When I was reading this part, I came at length to realisation that freewill did exist before the Fall. The Green Lady chooses to seek the true good, paradoxically the given good, not out of obligation, but trust. Ransom couldn’t see the wonder and glory of it, as it defies the Earth’s logic that true good should be as expected. But the Green Lady said,
“I thought that I was carried in the will of Him I love, but now I see that I walk with it. I thought that the good things He sent me drew me into them as the waves lift the islands; but now I see that it is I who plunge into them with my own legs and arms, as when we go swimming.”
The Green Lady understands that she is willingly walking alongside the Maleldil, not merely being carried by Him. This is where Lewis begins to astonish us—he is defending freewill. It is not the kind we use as a mean for our own sake, but as the joyful choice to align one’s will with the will of God. Risk is not in surrendering our will, but insisting on our own path. The Green Lady, though living with full possession of her freedom, has never departed from her trust in Maleldil. The danger in Adam and Eve is not the fruits itself, but the failure to obey God’s will. Sin would not have come because Adam and Eve ate the fruit, but because they defined good for themselves. I venture to say that if only they had endured successfully and waited till they’re given permission to pluck the fruit, sin would have found no way to enter. It was in choosing their own destiny that they corrupted the goodness of their life.
Frodo’s life, too, reflects this truth. When he says, “I wish it need not have happened in my time.”
Frodo does not change the course of his own future by rejecting the Ring. Instead he receives it and bears it freely, though reluctantly, choosing to take a costly path for the sake of the Shire and of the Middle-earth. Gandalf, echoing on the weight and wonder of the rightly used freewill, says, “All we have to decide is what to do with the time that is given us.”
In the same way, the Green Lady shows that freedom is not for choosing the expected good, but instead for receiving the given good, and trusting that the good given by God is the best.
Lewis’s Space Trilogy couldn’t be long enough to suit me, for I found it so enthralling and spiritually nourishing. Lewis might be best known for Mere Christianity and the Chronicles of Narnia.

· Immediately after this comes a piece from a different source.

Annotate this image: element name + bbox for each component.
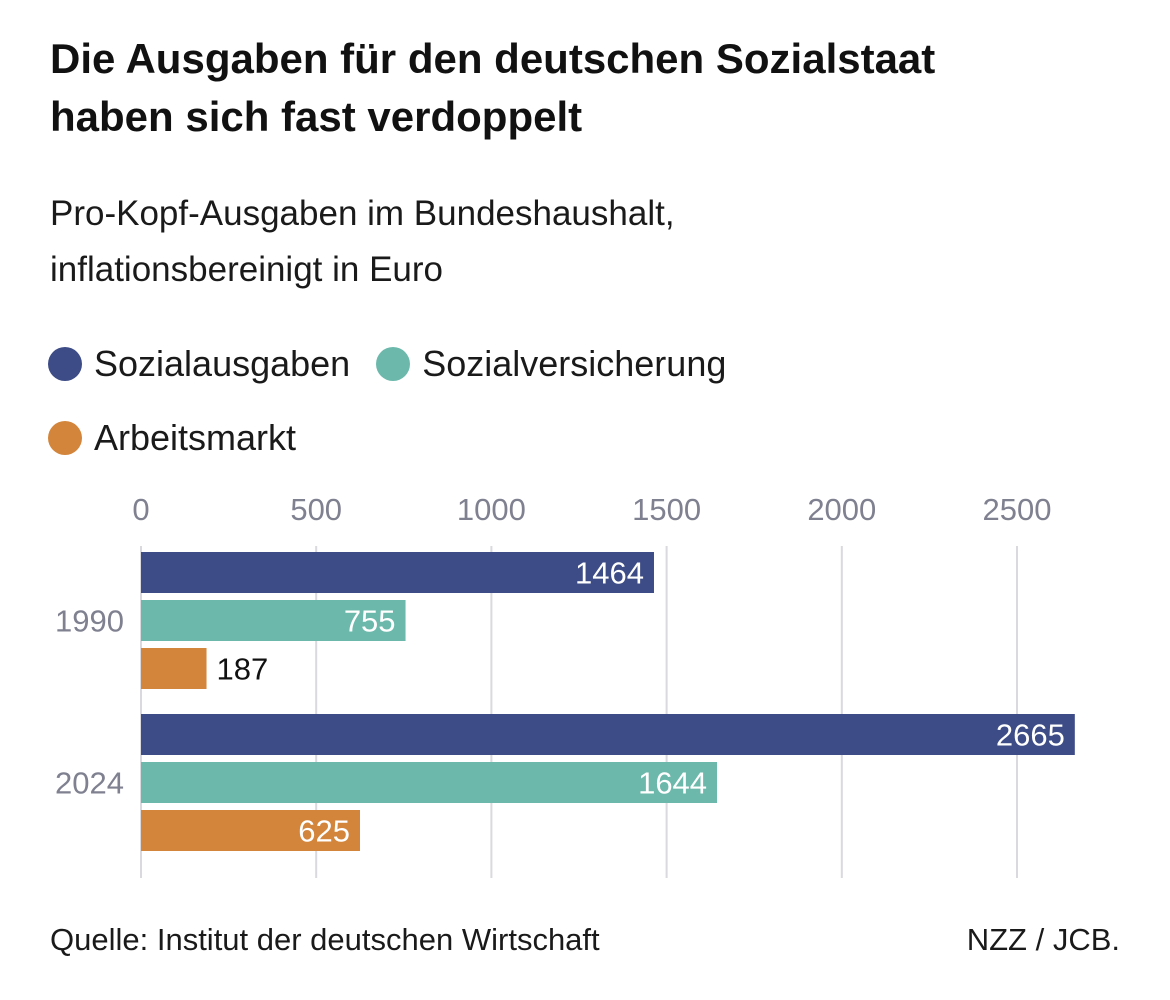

But I would say that his Space Trilogy is a hidden gem, for one cannot help but marvel at his brilliant storytelling in fusing reason, faith, imagination, and the profound truths of God’s grace.
Thank you for your post. The delight in trusting God for the best, not just the best considering the situation but rather the best!
Stanley this was a great reflection on perelandra! Thanks for writing this. Like you, the theme of free will stirred me in my reading of Perelandra. One of my favorite quotes from the lady is “to walk out of his will is to walk into nowhere.”
I’ve been on a break from my substack podcast however when I get back to it, it would be fun to have you on for a session on perelandra.